Other hedge funds that might sell mortgage-backed securities are smaller than Long Term Capital and Ellington, but the big brokerages on Wall Street could be affected if the liquidations depress the value of their investments in mortgage-backed securities, Mr. Van said. William J. Denton, vice president of secondary markets for PNC Mortgage in Vernon Hills, Ill., predicted "supply and demand will equalize over the next few weeks."

Though Mr. Denton said he anticipates further volatility, investors will return to mortgage-backeds because the credit risk is less than with other bonds and because the risk of prepayment has fallen thanks to an uptick in interest rates last week.

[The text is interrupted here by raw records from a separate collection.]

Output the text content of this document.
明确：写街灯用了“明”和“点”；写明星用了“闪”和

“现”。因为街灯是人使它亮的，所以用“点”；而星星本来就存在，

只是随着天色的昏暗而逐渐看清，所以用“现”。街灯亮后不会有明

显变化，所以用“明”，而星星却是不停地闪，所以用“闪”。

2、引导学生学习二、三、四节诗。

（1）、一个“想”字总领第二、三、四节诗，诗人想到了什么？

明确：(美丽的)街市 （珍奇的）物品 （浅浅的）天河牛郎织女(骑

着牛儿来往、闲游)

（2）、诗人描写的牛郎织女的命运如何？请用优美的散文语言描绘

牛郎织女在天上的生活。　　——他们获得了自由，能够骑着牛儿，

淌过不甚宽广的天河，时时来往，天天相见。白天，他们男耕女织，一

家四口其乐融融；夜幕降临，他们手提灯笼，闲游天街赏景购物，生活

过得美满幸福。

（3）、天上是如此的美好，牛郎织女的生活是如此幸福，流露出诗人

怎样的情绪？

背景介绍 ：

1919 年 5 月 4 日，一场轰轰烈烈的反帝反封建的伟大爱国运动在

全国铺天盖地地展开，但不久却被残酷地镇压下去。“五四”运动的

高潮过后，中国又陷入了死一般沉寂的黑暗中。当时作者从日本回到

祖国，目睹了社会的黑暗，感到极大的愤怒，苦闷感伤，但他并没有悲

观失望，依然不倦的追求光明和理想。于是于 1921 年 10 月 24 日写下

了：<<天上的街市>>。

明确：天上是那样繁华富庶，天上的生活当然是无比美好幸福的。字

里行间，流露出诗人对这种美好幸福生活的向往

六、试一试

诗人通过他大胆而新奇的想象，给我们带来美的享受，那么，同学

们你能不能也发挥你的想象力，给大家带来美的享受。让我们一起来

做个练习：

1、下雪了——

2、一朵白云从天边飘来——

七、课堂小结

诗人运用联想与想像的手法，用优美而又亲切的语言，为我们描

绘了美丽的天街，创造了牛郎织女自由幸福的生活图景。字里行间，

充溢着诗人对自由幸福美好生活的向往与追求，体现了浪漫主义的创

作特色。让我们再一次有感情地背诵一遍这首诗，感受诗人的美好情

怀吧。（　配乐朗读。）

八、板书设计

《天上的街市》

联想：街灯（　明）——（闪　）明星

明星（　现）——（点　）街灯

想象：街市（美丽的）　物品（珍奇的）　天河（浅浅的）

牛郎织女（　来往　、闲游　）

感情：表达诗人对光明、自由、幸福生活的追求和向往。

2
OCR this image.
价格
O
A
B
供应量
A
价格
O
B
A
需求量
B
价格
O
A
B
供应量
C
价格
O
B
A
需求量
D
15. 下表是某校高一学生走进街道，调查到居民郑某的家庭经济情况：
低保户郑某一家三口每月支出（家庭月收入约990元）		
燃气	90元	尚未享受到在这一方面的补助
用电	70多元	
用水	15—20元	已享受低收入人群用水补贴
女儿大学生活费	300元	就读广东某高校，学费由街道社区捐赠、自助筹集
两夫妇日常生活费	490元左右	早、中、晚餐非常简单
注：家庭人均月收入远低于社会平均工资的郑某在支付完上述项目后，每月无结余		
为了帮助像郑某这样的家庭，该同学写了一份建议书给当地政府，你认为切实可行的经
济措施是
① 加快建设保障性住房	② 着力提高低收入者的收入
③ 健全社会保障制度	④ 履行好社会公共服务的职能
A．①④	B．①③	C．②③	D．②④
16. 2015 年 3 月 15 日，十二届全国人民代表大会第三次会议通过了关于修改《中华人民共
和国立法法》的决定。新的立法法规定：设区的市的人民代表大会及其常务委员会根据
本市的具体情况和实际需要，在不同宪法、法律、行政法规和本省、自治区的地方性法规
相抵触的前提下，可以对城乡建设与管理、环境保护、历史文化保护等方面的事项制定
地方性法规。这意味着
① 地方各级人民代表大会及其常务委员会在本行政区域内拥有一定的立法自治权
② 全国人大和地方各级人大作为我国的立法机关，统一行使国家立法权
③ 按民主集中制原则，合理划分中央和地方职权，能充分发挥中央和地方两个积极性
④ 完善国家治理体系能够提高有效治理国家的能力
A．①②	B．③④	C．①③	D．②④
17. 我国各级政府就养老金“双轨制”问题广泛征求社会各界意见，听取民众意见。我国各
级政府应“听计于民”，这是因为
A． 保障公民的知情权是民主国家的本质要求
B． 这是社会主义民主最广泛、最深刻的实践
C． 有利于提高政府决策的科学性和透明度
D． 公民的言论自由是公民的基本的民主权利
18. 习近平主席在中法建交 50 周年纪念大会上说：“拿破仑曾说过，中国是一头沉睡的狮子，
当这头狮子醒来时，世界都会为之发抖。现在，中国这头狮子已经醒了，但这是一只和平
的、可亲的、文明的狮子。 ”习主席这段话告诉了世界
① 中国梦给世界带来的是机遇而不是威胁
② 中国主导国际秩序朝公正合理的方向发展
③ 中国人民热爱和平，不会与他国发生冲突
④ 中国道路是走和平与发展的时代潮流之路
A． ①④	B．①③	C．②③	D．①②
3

"Agencies might become big buyers right now, especially if the origination market slows down," Mr. Denton said, referring to Fannie Mae and Freddie Mac, the largest buyers of mortgages on the secondary market. Ellington sent out three bid lists, calling some Wall Street traders at home in an effort to market bonds on Columbus Day, a holiday for the bond market, Wall Street sources said.

Amid rumors that the fund was liquidating, Michael Vranos, the founder of Ellington and a former senior managing director at Kidder, Peabody & Co. said he was "in the middle of a very busy auction" but that he was "not selling everything."